C’est le titre de l’éditorial de Gaston Veil en une du Populaire :
« Il est de plus en plus manifeste que nous n’étions pas préparés à la paix et que rien n’était prévu pour le retour à l’état normal… Le gâchis existe partout, non seulement dans l’organisation du travail, mais dans les transports et dans le ravitaillement
La crise des transports a atteint un tel degré qu’elle ne semble plus pouvoir s’aggraver davantage… Quant au ravitaillement, il se fait dans des conditions si déplorables qu’elles ne peuvent pas l’être plus. Sans parler des régions comme la nôtre, où la vie atteint des prix exorbitants… ».
Et le chroniqueur de désigner les coupables : « Ces services sont pour la plupart militarisés. Or les militaires ne pensent plus guère qu’à leur démobilisation. Ils n’ont plus le zèle qu’ils avaient pendant la guerre ».

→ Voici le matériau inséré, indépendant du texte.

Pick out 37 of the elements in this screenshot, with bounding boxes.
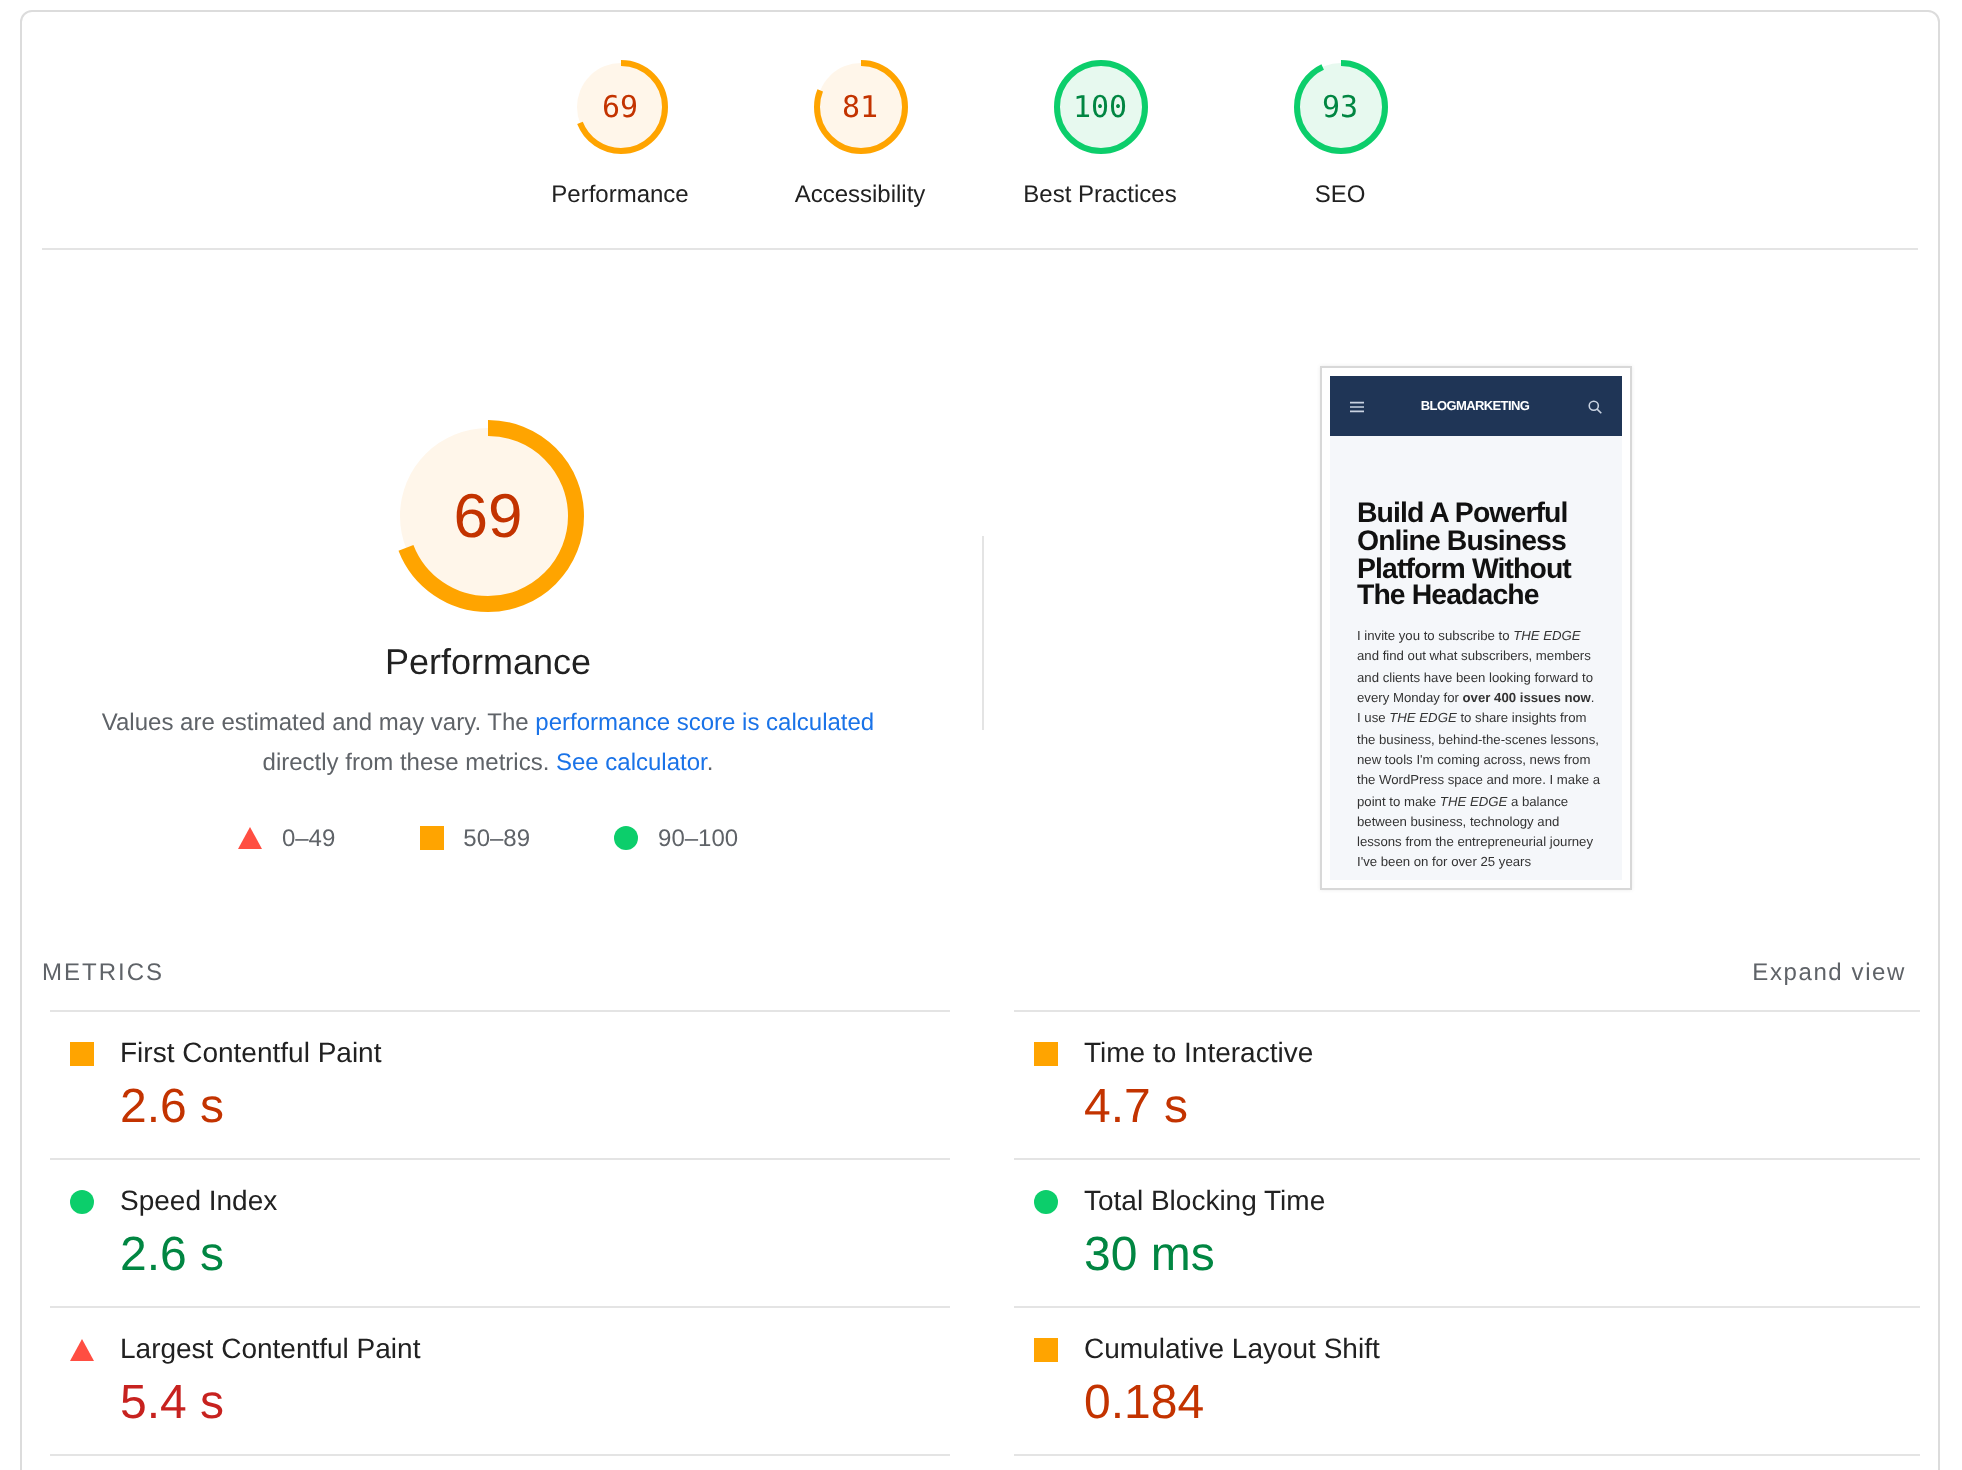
metric-value: 0.184: [1084, 1374, 1205, 1434]
description-link[interactable]: performance score is calculated: [535, 708, 875, 736]
performance-title: Performance: [384, 640, 592, 686]
screenshot-headline: Build A Powerful Online Business Platform Without The Headache: [1357, 502, 1574, 613]
metrics-heading: METRICS: [42, 956, 164, 990]
metric-label: First Contentful Paint: [120, 1034, 382, 1072]
performance-score: 69: [453, 485, 523, 547]
metric-value: 5.4 s: [120, 1374, 225, 1434]
category-label: SEO: [1314, 178, 1366, 210]
score-number: 81: [841, 92, 879, 122]
metric-label: Time to Interactive: [1084, 1034, 1314, 1072]
expand-view-button[interactable]: Expand view: [1752, 952, 1906, 992]
menu-icon: [1349, 399, 1363, 413]
description-link[interactable]: See calculator: [555, 748, 707, 776]
category-label: Best Practices: [1023, 178, 1177, 210]
search-icon: [1587, 399, 1601, 413]
score-gauge: [1293, 60, 1387, 154]
category-label: Performance: [551, 178, 689, 210]
score-gauge: [1053, 60, 1147, 154]
metric-label: Speed Index: [120, 1182, 278, 1220]
score-number: 69: [601, 92, 639, 122]
score-description: Values are estimated and may vary. The performance score is calculated directly from these metrics. See calculator.: [99, 706, 877, 780]
metric-value: 2.6 s: [120, 1078, 225, 1138]
score-gauge: [573, 60, 667, 154]
metric-label: Largest Contentful Paint: [120, 1330, 421, 1368]
legend-label: 90–100: [658, 822, 739, 854]
score-gauge: [813, 60, 907, 154]
category-label: Accessibility: [794, 178, 926, 210]
legend-label: 0–49: [281, 822, 336, 854]
metric-value: 4.7 s: [1084, 1078, 1189, 1138]
legend-label: 50–89: [463, 822, 531, 854]
metric-label: Total Blocking Time: [1084, 1182, 1326, 1220]
metric-label: Cumulative Layout Shift: [1084, 1330, 1380, 1368]
metric-value: 30 ms: [1084, 1226, 1215, 1286]
metric-value: 2.6 s: [120, 1226, 225, 1286]
score-number: 100: [1072, 92, 1128, 122]
score-number: 93: [1321, 92, 1359, 122]
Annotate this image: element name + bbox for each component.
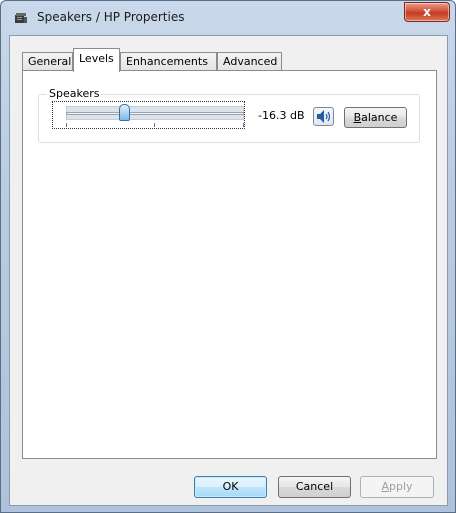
balance-label: alance	[361, 111, 398, 124]
volume-value: -16.3 dB	[258, 109, 305, 122]
volume-channel	[66, 112, 244, 115]
volume-slider-thumb[interactable]	[119, 104, 131, 121]
close-button[interactable]: x	[404, 2, 450, 22]
volume-slider[interactable]	[52, 101, 245, 129]
tab-enhancements[interactable]: Enhancements	[120, 52, 217, 71]
slider-tick	[243, 123, 244, 127]
dialog-client-area: General Levels Enhancements Advanced Spe…	[9, 35, 448, 506]
speakers-group: Speakers -16.3 dB Balance	[38, 87, 420, 143]
title-bar[interactable]: Speakers / HP Properties x	[1, 1, 455, 35]
tab-advanced[interactable]: Advanced	[217, 52, 282, 71]
properties-window: Speakers / HP Properties x General Level…	[0, 0, 456, 513]
ok-button[interactable]: OK	[194, 476, 267, 498]
balance-mnemonic: B	[353, 111, 362, 124]
window-title: Speakers / HP Properties	[37, 10, 185, 24]
cancel-button[interactable]: Cancel	[278, 476, 351, 498]
apply-label: pply	[389, 480, 413, 493]
speaker-app-icon	[13, 10, 29, 26]
slider-tick	[154, 123, 155, 127]
levels-panel: Speakers -16.3 dB Balance	[22, 70, 437, 459]
tab-general[interactable]: General	[22, 52, 73, 71]
balance-button[interactable]: Balance	[344, 107, 407, 128]
speaker-volume-icon	[317, 110, 331, 123]
slider-tick	[66, 123, 67, 127]
apply-mnemonic: A	[381, 480, 389, 493]
tab-levels[interactable]: Levels	[73, 48, 120, 72]
apply-button[interactable]: Apply	[360, 476, 434, 498]
speakers-group-label: Speakers	[47, 87, 102, 101]
mute-button[interactable]	[313, 107, 334, 126]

Au Grand Quartier Général, le général Buat fait lui aussi le constat du gâchis :
« J’ai mis en confection une lettre adressée personnellement à M. Clemenceau pour le mettre en garde contre les conséquences possibles de la situation faite aux armées par la gabegie qui règne dans les transports. Un fait est certain : les ravitaillements sont parfaitement irréguliers ; le courrier postal arrive mal ; on ne peut plus obtenir ni habillement, ni chaussures. A tout cela on s’obstine à nous objecter : la crise des transports…
Aussi le poilu ne se gêne-t-il pas pour dire que pendant tout le temps où l’on a eu besoin de lui faire casser la figure, on l’a soigneusement pourvu du nécessaire, mais que, ce temps passé, on le traite en quantité négligeable. Il n’est évidemment pas décidé à subir ce traitement et il le dit… ».
Et le général de désigner le coupable : « Ne serait-il pas déplorable de voir notre magnifique armée s’en aller en déliquescence parce que quelque Claveille, se disant ministre des Transports, est incapable de mettre un peu d’ordre dans son administration ».
Selon que vous serez civil ou militaire les jugements… Mais pendant ce temps le gâchis continue.